Hay que tener presente, en relación con el caso de los coches de Volkswagen, que el contenido del fallo de las sentencias depende de varios factores:

 

  • Por un lado, la manera en la que el abogado de la parte actora plantea la pretensión por la demanda condiciona la labor del juez, que, por la congruencia, deberá ajustarse, en sus pronunciamientos, a lo pedido por las partes.
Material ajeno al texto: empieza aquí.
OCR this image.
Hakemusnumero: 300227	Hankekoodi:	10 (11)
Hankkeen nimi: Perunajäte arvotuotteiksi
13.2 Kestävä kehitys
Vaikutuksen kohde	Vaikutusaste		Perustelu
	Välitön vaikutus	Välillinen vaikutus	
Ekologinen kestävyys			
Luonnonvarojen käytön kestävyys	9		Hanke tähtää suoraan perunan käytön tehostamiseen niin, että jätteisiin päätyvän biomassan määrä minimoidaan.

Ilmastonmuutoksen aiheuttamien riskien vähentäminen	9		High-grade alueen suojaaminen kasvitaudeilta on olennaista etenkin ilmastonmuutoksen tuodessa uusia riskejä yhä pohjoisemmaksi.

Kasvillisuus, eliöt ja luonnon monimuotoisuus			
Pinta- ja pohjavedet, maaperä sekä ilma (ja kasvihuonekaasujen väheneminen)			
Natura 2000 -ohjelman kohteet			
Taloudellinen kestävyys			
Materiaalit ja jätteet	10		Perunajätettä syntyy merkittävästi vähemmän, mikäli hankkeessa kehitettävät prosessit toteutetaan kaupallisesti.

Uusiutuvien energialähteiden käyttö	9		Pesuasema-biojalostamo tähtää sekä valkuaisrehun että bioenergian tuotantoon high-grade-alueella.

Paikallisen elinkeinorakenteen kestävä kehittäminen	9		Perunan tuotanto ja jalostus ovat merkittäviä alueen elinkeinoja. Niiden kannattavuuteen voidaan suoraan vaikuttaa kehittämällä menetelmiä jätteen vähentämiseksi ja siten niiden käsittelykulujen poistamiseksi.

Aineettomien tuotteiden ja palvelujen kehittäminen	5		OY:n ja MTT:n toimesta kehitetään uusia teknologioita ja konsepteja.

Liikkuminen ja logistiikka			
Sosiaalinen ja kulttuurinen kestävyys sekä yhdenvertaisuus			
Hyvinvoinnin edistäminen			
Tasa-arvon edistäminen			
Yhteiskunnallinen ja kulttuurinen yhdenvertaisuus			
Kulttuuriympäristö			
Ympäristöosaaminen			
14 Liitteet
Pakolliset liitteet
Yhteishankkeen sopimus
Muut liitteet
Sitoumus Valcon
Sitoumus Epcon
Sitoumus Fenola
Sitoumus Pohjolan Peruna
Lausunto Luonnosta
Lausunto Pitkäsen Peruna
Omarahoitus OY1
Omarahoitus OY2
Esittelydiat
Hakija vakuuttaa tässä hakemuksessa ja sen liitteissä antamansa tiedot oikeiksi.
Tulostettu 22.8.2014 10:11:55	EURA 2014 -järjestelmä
Por eso, un error en el suplico de la demanda o la carencia del ejercicio de acciones subsidiarias puede condicionar la desestimación de la pretensión.

 

  • Por otro lado, la condición de cada juez, con sus convicciones y sus opiniones, provoca que sea fácil, en los casos en los que la ley faculta al juez para decidir lo que mejor corresponda conforme a la interpretación de la norma jurídica que realice, que la solución a un mismo caso varíe en un sentido o en otro dependiendo del juez que resuelva el asunto.

 

Hay varios aspectos de la situación de los coches de Volkswagen que no se conocen con precisión. Por esa causa, resulta difícil especificar los motivos por los que se puede comprender, absolutamente, la disparidad de criterios, que, a primera vista, no tiene demasiado sentido.

 

La sentencia comentada sirve para dar un paso más en la lucha por los derechos de los consumidores. El artículo 65 del Real Decreto Legislativo 1/2007, de 16 de noviembre, por el que se aprueba el texto refundido de la Ley General para la Defensa de los Consumidores y Usuarios y otras leyes complementarias, establece que “Los contratos con los consumidores y usuarios se integrarán, en beneficio del consumidor, conforme al principio de buena fe objetiva, también en los supuestos de omisión de información precontractual relevante”. No parece que los vendedores de coches de Volkswagen hayan ejecutado la conducta debida.

 

Habrá que continuar esperando para saber si terminan dictándose más sentencias favoreciendo a los adquirentes de coches de Volkswagen. También tendrá que pasar tiempo hasta que se dicte una resolución verdaderamente relevante por Audiencias Provinciales o por el Tribunal Supremo.